Introduced in 2004, the fiber to the premises (FTTP) service has gradually spread across Verizon's service area. The company said it expects FiOS be available to more than 18 million potential customers by 2010.
The new service will be offered beginning next week in parts of California, Delaware, Indiana, Maryland, Oregon, Pennsylvania, South Carolina, Texas, Virginia and Washington.
"The appetite for bandwidth shows no signs of slowing down," said Verizon president and chief operating officer Denny Strigl in a statement. "Neither will we. We've already had successful trials of the 100-megabit home, which will be a reality faster than anybody thinks."
The company already offers the 50/20 Mbps service in Connecticut, Florida, Massachusetts, New Jersey, New York, and Rhode Island.
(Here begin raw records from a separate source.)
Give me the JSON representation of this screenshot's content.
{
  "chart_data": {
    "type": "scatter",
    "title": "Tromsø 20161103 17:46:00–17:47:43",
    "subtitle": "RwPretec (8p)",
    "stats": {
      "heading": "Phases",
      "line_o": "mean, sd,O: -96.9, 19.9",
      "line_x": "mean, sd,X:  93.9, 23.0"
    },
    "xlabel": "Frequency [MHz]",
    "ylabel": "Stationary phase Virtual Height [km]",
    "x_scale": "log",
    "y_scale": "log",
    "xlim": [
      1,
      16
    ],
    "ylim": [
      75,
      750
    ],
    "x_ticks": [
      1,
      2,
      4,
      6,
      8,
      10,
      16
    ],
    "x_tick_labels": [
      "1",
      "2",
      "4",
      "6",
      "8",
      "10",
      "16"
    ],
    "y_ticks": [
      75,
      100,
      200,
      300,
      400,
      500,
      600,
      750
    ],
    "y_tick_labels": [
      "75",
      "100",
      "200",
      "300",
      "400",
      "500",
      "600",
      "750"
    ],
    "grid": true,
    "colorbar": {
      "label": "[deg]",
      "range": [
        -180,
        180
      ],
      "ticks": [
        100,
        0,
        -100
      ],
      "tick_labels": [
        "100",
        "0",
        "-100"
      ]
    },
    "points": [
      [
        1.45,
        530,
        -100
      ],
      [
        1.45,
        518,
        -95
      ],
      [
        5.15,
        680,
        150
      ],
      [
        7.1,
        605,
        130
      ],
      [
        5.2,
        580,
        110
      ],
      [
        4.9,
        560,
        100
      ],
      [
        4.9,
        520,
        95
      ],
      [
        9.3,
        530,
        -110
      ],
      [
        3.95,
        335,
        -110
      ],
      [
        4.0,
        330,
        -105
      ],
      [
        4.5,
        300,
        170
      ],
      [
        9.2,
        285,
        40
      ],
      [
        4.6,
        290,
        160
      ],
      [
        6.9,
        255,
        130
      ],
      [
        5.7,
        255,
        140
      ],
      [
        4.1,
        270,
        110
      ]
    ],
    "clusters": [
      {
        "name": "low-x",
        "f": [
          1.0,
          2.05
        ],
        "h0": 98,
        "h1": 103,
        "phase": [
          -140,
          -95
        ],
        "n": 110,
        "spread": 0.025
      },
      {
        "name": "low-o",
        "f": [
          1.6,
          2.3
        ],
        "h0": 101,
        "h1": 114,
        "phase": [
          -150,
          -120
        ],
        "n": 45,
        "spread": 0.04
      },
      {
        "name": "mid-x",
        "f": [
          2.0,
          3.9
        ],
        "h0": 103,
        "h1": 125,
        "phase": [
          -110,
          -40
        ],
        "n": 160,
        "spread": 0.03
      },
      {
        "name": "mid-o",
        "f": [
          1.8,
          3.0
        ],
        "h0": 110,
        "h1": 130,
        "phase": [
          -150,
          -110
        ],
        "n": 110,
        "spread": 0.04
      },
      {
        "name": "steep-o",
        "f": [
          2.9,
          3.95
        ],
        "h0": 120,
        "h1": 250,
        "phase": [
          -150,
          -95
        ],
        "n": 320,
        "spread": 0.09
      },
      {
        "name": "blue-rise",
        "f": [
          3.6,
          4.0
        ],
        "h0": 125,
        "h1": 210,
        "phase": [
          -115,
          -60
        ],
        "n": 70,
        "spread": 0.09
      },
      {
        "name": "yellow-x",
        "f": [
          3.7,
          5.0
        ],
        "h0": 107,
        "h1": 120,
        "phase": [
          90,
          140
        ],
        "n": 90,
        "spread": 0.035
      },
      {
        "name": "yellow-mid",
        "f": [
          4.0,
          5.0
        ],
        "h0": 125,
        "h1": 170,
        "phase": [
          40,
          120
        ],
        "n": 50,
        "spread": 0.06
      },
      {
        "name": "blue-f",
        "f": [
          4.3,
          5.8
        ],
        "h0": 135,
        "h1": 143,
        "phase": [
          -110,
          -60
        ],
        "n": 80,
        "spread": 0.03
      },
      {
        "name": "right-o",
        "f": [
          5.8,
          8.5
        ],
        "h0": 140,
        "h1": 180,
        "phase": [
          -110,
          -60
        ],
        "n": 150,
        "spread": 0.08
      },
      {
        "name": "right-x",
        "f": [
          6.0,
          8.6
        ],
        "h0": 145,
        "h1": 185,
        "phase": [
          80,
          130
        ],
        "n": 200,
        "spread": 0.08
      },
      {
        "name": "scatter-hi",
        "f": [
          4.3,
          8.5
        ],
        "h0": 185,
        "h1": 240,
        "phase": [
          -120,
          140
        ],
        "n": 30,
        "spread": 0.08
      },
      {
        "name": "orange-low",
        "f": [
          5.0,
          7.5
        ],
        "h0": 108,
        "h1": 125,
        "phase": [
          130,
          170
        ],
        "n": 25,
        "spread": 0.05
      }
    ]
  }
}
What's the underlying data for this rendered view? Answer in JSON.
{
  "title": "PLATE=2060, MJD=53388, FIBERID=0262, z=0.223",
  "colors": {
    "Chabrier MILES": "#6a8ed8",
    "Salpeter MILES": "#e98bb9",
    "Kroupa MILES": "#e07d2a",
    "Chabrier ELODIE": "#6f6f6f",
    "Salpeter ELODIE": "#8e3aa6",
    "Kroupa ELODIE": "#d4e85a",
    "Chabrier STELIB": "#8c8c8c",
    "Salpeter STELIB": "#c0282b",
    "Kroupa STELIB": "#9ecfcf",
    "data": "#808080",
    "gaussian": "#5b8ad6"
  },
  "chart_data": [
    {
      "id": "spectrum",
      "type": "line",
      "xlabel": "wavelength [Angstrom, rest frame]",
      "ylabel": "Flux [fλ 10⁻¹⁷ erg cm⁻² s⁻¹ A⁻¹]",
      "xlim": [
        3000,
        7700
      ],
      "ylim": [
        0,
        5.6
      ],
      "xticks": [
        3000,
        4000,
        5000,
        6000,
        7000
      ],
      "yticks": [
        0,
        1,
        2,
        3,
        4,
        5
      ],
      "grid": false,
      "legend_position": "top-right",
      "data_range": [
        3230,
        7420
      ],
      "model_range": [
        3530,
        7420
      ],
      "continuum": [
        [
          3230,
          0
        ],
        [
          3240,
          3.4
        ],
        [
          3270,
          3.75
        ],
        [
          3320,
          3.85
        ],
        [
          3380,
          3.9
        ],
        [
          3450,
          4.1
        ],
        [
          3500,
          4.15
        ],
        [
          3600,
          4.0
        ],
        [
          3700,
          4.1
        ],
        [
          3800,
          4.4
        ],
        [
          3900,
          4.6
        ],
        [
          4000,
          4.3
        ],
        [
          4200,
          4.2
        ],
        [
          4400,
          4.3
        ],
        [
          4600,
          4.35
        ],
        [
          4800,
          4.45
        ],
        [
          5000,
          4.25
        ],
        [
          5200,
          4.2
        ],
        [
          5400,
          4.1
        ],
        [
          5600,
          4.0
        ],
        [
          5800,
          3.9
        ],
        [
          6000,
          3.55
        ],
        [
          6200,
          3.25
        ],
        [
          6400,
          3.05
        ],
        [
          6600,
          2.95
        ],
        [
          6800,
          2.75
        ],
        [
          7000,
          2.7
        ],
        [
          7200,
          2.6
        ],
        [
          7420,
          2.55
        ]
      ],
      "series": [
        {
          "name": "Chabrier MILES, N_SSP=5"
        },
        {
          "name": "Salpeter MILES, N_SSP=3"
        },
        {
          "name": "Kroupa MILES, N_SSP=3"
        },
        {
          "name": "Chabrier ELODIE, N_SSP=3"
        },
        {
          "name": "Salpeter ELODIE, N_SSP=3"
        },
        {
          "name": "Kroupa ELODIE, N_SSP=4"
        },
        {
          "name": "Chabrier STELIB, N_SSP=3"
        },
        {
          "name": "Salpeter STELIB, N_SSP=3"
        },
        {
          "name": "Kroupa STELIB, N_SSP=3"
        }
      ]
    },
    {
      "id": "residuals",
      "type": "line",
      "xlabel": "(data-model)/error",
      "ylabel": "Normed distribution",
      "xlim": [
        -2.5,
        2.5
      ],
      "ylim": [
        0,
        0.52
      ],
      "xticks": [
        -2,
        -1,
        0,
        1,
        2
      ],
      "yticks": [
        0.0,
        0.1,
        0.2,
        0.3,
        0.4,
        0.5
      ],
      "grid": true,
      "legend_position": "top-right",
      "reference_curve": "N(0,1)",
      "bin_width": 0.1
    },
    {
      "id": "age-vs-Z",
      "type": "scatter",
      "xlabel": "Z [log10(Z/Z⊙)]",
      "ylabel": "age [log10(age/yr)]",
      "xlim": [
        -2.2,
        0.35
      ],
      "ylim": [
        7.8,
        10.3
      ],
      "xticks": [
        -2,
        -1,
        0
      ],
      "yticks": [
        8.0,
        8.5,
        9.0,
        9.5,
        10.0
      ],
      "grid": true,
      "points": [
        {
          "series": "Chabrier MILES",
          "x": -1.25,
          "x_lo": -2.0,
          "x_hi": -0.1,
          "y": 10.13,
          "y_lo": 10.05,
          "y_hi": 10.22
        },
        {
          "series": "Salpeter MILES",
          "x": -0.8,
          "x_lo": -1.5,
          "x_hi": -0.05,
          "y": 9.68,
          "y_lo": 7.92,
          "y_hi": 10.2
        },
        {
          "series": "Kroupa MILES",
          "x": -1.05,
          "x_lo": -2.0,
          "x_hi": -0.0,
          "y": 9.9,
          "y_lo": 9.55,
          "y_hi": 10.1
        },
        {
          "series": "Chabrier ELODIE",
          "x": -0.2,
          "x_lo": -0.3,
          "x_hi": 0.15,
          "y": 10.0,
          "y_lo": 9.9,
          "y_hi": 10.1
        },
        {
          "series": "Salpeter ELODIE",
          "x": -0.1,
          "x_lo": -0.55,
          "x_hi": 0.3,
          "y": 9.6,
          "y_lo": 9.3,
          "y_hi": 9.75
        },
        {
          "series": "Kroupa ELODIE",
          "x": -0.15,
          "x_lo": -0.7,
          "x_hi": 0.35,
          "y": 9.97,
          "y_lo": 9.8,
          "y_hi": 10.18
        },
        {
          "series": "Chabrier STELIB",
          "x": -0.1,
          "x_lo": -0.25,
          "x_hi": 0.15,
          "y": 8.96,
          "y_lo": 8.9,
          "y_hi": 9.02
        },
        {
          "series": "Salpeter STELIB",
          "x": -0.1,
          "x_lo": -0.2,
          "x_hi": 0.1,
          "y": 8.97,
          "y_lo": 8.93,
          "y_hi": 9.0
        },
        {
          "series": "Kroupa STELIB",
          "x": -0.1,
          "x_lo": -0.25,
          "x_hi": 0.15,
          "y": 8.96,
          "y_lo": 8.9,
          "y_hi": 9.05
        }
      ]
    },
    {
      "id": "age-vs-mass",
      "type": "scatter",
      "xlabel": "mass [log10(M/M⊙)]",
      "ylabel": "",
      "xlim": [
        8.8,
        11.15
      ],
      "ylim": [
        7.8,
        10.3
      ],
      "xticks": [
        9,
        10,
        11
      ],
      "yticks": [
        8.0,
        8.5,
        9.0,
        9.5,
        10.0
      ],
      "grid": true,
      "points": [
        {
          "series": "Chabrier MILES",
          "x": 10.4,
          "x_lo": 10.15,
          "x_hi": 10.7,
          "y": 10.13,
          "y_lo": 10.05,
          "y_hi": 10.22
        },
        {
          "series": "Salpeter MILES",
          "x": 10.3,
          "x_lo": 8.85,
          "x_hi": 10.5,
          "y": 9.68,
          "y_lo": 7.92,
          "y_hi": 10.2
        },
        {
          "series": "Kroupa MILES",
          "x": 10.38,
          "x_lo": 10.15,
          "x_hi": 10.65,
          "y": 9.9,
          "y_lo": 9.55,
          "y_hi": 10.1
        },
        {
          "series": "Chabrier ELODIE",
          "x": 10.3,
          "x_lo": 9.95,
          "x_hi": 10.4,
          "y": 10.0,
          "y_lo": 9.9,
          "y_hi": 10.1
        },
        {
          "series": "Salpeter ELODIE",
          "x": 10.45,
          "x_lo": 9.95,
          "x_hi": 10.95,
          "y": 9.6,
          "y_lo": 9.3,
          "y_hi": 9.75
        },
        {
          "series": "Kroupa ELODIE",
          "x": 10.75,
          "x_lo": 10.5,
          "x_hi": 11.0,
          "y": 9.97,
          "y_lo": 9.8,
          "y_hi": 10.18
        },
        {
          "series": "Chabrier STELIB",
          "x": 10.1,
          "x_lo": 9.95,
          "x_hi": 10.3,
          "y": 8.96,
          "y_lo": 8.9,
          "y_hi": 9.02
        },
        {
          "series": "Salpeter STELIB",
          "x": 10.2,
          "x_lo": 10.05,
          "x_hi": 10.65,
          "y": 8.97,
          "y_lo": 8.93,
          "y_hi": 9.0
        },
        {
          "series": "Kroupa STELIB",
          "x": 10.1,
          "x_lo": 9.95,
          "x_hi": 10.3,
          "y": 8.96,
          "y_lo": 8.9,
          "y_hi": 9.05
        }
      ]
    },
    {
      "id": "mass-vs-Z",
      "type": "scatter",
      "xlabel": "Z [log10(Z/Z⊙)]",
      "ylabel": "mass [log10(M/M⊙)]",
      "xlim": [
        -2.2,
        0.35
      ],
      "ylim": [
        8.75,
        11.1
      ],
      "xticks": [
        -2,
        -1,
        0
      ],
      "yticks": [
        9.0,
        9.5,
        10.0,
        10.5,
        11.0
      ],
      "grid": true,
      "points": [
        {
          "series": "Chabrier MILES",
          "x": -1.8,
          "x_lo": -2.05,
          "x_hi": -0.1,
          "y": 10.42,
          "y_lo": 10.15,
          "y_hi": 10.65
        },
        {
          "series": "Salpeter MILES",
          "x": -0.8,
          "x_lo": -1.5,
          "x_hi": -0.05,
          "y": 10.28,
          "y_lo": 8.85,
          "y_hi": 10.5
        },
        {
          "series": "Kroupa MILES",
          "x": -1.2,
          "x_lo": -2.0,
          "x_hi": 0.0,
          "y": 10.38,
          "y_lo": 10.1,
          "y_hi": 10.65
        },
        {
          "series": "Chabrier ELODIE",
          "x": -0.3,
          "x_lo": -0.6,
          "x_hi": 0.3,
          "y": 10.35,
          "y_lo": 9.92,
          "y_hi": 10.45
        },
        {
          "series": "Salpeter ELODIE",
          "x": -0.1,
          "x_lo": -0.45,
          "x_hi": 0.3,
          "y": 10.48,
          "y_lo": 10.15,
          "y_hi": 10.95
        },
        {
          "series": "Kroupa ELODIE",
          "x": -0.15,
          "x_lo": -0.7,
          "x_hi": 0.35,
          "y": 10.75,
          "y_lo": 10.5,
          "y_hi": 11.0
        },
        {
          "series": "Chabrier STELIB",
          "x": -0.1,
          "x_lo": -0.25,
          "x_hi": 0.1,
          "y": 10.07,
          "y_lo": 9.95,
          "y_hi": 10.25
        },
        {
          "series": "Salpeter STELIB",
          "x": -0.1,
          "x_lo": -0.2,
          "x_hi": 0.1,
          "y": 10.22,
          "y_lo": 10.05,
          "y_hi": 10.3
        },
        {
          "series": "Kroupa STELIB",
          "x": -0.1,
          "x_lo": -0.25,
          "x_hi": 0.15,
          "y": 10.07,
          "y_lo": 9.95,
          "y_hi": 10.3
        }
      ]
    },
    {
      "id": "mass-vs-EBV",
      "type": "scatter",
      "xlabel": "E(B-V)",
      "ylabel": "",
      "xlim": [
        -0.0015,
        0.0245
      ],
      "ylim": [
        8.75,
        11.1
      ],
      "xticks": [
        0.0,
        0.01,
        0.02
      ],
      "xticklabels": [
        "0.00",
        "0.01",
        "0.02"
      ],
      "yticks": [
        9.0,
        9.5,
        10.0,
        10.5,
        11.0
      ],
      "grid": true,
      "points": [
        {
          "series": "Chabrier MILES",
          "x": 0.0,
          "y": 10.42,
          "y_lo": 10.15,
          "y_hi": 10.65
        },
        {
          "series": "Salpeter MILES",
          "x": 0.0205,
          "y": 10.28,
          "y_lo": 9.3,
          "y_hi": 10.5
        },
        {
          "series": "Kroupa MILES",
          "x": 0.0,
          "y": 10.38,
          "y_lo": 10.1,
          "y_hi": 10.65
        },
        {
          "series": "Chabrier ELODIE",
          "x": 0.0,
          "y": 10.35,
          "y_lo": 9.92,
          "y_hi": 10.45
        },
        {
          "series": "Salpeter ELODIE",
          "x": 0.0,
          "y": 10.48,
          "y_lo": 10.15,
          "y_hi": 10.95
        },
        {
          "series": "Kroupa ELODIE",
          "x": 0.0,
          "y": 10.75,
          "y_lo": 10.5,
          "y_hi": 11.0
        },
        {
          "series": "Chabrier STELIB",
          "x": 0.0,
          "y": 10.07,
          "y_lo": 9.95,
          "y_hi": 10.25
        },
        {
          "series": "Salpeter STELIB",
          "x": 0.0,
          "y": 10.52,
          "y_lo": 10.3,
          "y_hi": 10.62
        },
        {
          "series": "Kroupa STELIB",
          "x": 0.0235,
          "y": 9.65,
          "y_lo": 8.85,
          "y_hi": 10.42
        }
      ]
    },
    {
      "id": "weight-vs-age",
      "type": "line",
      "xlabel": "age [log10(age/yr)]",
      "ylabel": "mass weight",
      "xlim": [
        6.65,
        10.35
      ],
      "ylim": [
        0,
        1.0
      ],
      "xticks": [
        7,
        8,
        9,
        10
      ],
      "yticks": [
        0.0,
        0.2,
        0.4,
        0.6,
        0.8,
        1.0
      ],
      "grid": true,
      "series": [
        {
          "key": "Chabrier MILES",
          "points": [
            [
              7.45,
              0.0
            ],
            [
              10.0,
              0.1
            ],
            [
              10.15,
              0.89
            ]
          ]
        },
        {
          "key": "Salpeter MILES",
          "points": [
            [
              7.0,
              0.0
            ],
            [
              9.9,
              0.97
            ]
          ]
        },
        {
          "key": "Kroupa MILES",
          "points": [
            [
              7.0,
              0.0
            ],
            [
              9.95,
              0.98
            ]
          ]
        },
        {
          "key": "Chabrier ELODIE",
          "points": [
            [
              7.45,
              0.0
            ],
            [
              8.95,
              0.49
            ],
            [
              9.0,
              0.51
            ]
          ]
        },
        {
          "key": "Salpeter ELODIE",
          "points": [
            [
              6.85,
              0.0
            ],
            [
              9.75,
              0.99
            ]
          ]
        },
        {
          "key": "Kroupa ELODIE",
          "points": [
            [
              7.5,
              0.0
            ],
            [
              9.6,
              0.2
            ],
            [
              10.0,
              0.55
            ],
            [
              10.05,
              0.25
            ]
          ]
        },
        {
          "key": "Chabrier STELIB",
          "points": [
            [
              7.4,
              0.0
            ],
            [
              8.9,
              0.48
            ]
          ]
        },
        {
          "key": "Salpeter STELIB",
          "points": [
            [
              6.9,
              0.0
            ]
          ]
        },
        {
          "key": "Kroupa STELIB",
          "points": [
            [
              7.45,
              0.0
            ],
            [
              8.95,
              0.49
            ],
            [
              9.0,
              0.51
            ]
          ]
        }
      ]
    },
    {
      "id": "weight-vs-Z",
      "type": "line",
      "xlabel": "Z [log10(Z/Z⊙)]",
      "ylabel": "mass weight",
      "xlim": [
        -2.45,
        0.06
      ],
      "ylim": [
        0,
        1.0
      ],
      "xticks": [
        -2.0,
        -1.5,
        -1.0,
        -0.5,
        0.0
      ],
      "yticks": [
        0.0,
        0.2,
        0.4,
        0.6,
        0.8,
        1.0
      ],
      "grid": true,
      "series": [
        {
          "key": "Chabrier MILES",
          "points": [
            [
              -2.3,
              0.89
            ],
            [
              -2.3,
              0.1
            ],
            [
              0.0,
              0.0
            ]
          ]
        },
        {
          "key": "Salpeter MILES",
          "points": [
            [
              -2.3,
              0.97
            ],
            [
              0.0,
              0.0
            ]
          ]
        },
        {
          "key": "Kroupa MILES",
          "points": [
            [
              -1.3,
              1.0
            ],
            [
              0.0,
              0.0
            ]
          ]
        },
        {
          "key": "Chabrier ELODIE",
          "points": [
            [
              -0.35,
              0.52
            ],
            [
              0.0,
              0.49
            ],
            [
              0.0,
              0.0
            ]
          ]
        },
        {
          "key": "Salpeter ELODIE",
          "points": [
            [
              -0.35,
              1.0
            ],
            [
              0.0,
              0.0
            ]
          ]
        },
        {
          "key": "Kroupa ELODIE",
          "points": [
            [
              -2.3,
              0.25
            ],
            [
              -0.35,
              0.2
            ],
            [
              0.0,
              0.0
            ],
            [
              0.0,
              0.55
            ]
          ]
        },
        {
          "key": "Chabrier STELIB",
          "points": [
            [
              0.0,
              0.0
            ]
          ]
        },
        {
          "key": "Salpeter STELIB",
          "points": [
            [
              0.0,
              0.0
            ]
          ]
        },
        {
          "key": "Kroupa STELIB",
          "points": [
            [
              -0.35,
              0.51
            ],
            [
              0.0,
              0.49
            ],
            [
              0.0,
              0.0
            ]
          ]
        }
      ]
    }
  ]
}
Verizon is awaiting approval from the New York Public Service Commission to deploy FiOS in New York City. "Our plan is to cover all of the 3.1 million households in all five boroughs in the next five to six years," Strigl said.
The New York City rollout would place Verizon in head-to-head competition with cable television companies Time Warner Cable and Cablevision Systems.
FiOS usually competes with cable systems across its sprawling service area. AT&T, the other major phone company formed from the remains of the former Bell system, generally doesn't compete with FiOS. AT&T's U-verse system utilizes a similar but less expensive technology than Verizon's that mixes fiber and existing copper cables.
Verizon said 1.8 million Verizon customers received their broadband service over its fiber network at the end of the first quarter of 2008. Verizon and other providers of high speed broadband also offer various plans at speeds and prices lower than the 50/20 Mbps service.
Verizon said the 50 Mbps service will let a customer download a 5 GB file, such as a 112-minute, high-definition movie, in about 13.3 minutes. A 50 MB file, such as a 60-minute, Web video, would take 8 seconds to download. And a 5 MB MP3 music file could be downloaded in less than a second.
The 20 Mbps upstream connection would let a customer upload a a 250 MB file of 200 photos in about 90 seconds. The company said that a 3 GB file, such as a one-hour high-definition video, could be uploaded in around 20 minutes.